Тут я должен сделать пояснительное отступление для тех, кто моложе меня. Хоть городской транспорт и очень подорожал у нас за последнее время, но всё-таки, по сравнению с ценами на продукты и вещи, он не очень дорог. Не так было в годы двадцатые. Тогда было иное соотношение цен. Даже некоторые взрослые отказывались от трамвая и ради экономии порой ходили на работу пешком. У большинства же школьников денег вовсе не водилось, а прокатиться «зайцем» было очень нелегко. В каждом вагоне, справа от входа, сидел кондуктор. Он следил, чтобы все пассажиры ехали согласно купленным ими билетам. Над сумкой у него висели три рулончика с билетами разных цветов. Цвета я позабыл, но помню, что если едешь недалеко — платишь семь копеек, если подальше — десять, а проезд по всему маршруту стоил пятиалтынный. Сумма огромная! В переводе на мороженое — три порции! Так что не надо удивляться тому, что нам с Ленькой очень хотелось покататься по Питеру задарма.

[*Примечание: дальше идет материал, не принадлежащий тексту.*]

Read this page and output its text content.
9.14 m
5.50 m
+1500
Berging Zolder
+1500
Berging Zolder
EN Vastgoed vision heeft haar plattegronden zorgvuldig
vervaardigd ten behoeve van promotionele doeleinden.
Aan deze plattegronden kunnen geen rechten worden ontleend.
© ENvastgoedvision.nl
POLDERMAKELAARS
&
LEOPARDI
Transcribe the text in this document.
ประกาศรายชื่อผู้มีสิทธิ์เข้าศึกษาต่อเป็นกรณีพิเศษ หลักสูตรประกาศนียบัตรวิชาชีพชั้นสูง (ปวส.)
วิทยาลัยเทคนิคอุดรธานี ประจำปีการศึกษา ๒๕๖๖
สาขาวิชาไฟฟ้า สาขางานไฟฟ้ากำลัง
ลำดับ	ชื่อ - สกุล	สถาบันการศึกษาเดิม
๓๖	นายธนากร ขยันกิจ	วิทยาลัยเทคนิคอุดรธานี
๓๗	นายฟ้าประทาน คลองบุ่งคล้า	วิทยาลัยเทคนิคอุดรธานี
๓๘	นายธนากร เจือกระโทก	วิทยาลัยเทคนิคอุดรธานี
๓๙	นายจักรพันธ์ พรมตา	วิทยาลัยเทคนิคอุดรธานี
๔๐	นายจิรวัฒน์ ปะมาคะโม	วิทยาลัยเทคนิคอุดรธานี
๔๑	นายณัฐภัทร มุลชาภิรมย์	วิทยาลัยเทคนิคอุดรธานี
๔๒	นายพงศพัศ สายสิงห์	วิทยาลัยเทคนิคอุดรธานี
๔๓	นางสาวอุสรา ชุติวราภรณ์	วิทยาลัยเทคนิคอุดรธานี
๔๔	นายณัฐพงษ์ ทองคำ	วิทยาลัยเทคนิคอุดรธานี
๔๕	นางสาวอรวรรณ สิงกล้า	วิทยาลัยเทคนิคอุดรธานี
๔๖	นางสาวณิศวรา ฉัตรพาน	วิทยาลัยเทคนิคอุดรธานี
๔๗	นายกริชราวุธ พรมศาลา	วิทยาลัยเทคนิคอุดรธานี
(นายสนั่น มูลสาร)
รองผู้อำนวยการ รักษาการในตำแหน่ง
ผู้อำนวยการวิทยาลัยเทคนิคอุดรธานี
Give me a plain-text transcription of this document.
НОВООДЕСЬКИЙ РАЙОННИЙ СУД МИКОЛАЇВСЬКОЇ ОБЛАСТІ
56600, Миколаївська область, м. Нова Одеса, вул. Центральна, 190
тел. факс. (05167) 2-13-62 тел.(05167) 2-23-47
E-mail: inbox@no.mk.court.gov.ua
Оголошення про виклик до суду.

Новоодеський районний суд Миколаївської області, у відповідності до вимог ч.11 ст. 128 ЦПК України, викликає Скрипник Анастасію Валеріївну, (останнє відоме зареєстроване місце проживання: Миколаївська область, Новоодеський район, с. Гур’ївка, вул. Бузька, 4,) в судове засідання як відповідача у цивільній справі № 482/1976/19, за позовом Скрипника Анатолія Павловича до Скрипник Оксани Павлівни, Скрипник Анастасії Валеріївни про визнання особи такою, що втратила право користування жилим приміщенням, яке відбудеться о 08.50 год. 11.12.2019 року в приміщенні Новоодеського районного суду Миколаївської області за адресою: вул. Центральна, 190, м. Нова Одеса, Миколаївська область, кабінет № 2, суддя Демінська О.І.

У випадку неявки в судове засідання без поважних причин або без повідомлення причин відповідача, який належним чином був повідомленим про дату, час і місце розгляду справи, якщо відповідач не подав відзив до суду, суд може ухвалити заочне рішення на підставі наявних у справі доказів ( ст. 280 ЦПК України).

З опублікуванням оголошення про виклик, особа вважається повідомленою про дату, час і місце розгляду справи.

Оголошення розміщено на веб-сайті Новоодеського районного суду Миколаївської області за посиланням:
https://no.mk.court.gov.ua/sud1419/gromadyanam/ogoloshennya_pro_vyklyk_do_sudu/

На следующий день я с утра набил карманы курточки кусками хлеба и отправился на угол Среднего проспекта и Восьмой линии, где у трамвайной остановки ждал меня мой напарник. Вскоре подошла «шестёрка». Народу в вагоне в то воскресное утро было немного. Кондуктор покосился на нас, — но и только; прогнать не имел права. Ленька громко, но не вполне внятно, проглатывая от смущения окончания некоторых слов, произнёс:
— Граждане! Помоги(те) кто сколько мо(жет), кто сколько хо(чёт) в пользу беспризорных дефективных де(тей)!
Мы прошли до двери на переднюю площадку, — Ленька с кружкой, я — с цветами. Два или три пассажира опустили в кружку по монетке, и я выдал им по цветку. Сошли мы на площади Труда, возле тёмно-красного Благовещенского собора, который ещё высился там в те времена. Здесь я намекнул Леньке, что не стоит призывать к пожертвованиям в пользу дефективных детей. Ведь не все беспризорные — дефективные. Но Ленька возразил мне, что так больше «жалобности», так больше подадут. И не тебе, Косой, толковать об этом, ведь ты — сам из дефективников, это все знают. Спорить с Ленькой было бесполезно, к тому же подошёл очередной трамвай. Началось наше катанье по городу. Много где мы в тот день побывали! И на Невском проспекте, и на Шлиссельбургском, и на Охте, и у Детскосельского вокзала, и у Варшавского...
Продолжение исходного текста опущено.